Writing Bigender Characters
Welcome back to Queering the Narrative! This week, we’re talking about writing bigender characters.
Bigender, unfortunately, is not a particularly widely utilized identity in a lot of media — if it does exist in practice, usually it’s named or experienced as a nonbinary or genderfluid identity. While these are not necessarily wrong, thanks to the beautiful nesting and overlapping umbrellas of gender expansiveness, it does not quite capture what it specifically means to be bigender.
That does mean, however, that there isn’t a wealth of information to draw upon for a Tropes to Avoid or Art of Introductions post — which means that this week’s deep-dive into writing bigender characters is unlikely to become the first installment in a series, as is my normal plan.
However, if you find yourself struggling to introduce your bigender character, or worrying that you might be falling into harmful tropes, I highly recommend reading what I’ve written previously about genderfluid and nonbinary characters. The information might not be perfect, and you should seek out more information from those who identify as bigender as well, but those are some other great resources!
What is Bigender?
Bigender refers to a non-binary gender identity in which an individual has two distinct genders. These genders could be experienced simultaneously, or one might switch or flow between them. When the genders are not static, the individual may also identify as genderfluid.
Notably, these two genders do not have to be man/woman. A bigender person may be both a man and agender, or a woman and neutrois. The two genders may also overlap in some ways — a bigender person does not necessarily have to “lightswitch” between them, and may embody aspects of both genders at the same time.

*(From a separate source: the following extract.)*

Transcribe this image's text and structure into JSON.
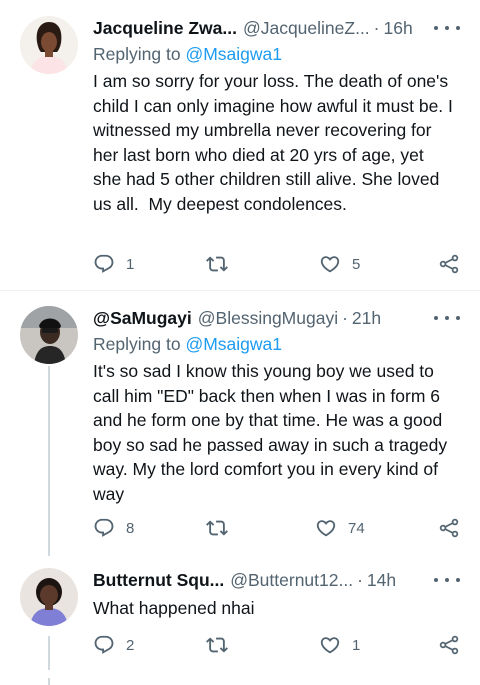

The primary distinction for bigender individuals is that they experience exactly two genders, and those genders are distinct even if they are experienced or expressed at the same time. A bigender person might identify certain aspects of their appearance as masculine and others as feminine, and therefore have an internal understanding of which part of their identity they are expressing with those distinct aspects.
It’s possible for someone to experience more than two distinct genders, but this ceases to be “bigender” and expands into a wider “multigender” label. This is notably distinct from “bisexual,” which is defined as attraction to one’s own gender and others. In this case, “bigender” literally means two genders — though which two is entirely up to the individual!
What’s it like to be Bigender?
When writing bigender characters, try to bear in mind the inherent duality of their experience. Bear in mind how your character might sort different aspects of themself into their two gender identities, and how that changes how they interact with the world.
It’s also important to recognize that bigender people tend to have a somewhat frustrating experience in our cisnormative world, which can go beyond even the broader frustrations of the trans experience. This is because bigender people often have trouble explaining their gender identities. A lot of people only ever experience a single, solid gender identity. Some, like genderfluid folx, might find that their identity shifts or drifts overtime, or comes and goes in intensity, but often the movement is an integral part of their identity, and doesn’t have to be tied to distinct, identifiable genders.
Bigender people, however, do have that distinct quality. They may indeed flow or switch between their genders — again, bigender people may also choose to identify as genderfluid — or they may experience them simultaneously. Especially the simultaneous experience can be difficult to grasp for cis and binary folx, and the fluidity of gender itself is an aspect a lot of people have trouble with in the first place. Trying to explain to someone that “I am a boy but also a girl” can be frustrating and upsetting.
Moreover, it can be nearly impossible to satisfy all aspects of a bigender person’s dysphoria at once, especially if they experience their genders simultaneously — they may draw euphoria from certain aspects of feminine expression while also being made dysphoric by parts of their bodies that are perceived as inherently female. Here’s a great video which describes this experience.
Writing Bigender Characters
When writing bigender characters, be sure to bear this inherent duality in mind. Bigender people may struggle to conceptualize or explain their gender identity, especially when they are young or before they find the language for it. A bigender character likely went through part of their life thinking that they were binary trans, static nonbinary, or “just” a feminine man or masculine woman.
But, because these labels don’t actually capture the dual nature of a bigender person’s identity, they can be invalidating and frustrating. When writing bigender characters, consider how this affects their current or historical struggle with identity.
Unlike with other genderfluid characters, “lightswitching” may be appropriate for writing bigender characters who shift between distinct genders. I’ve talked about lightswitching previously, but basically the term describes when a gender identity shifts suddenly. This can lead to experiences when people have different pronouns and names depending on their expression on a given day, as that expression is tied to their distinct genders.
And finally, writing bigender characters requires a fundamentally non-cis understanding of gender. I’m sorry, but it’s true — you do really have to know your gender shit, and be open to ideas of self and identity far outside the Western binaries, to authentically portray a bigender person, fluid or no. That’s not necessarily to say that a cis writer CAN’T write a bigender character, but I’d make sure you really do your research, talk to bigender people, and be open to the idea that how you perceive gender may not jive with how they do.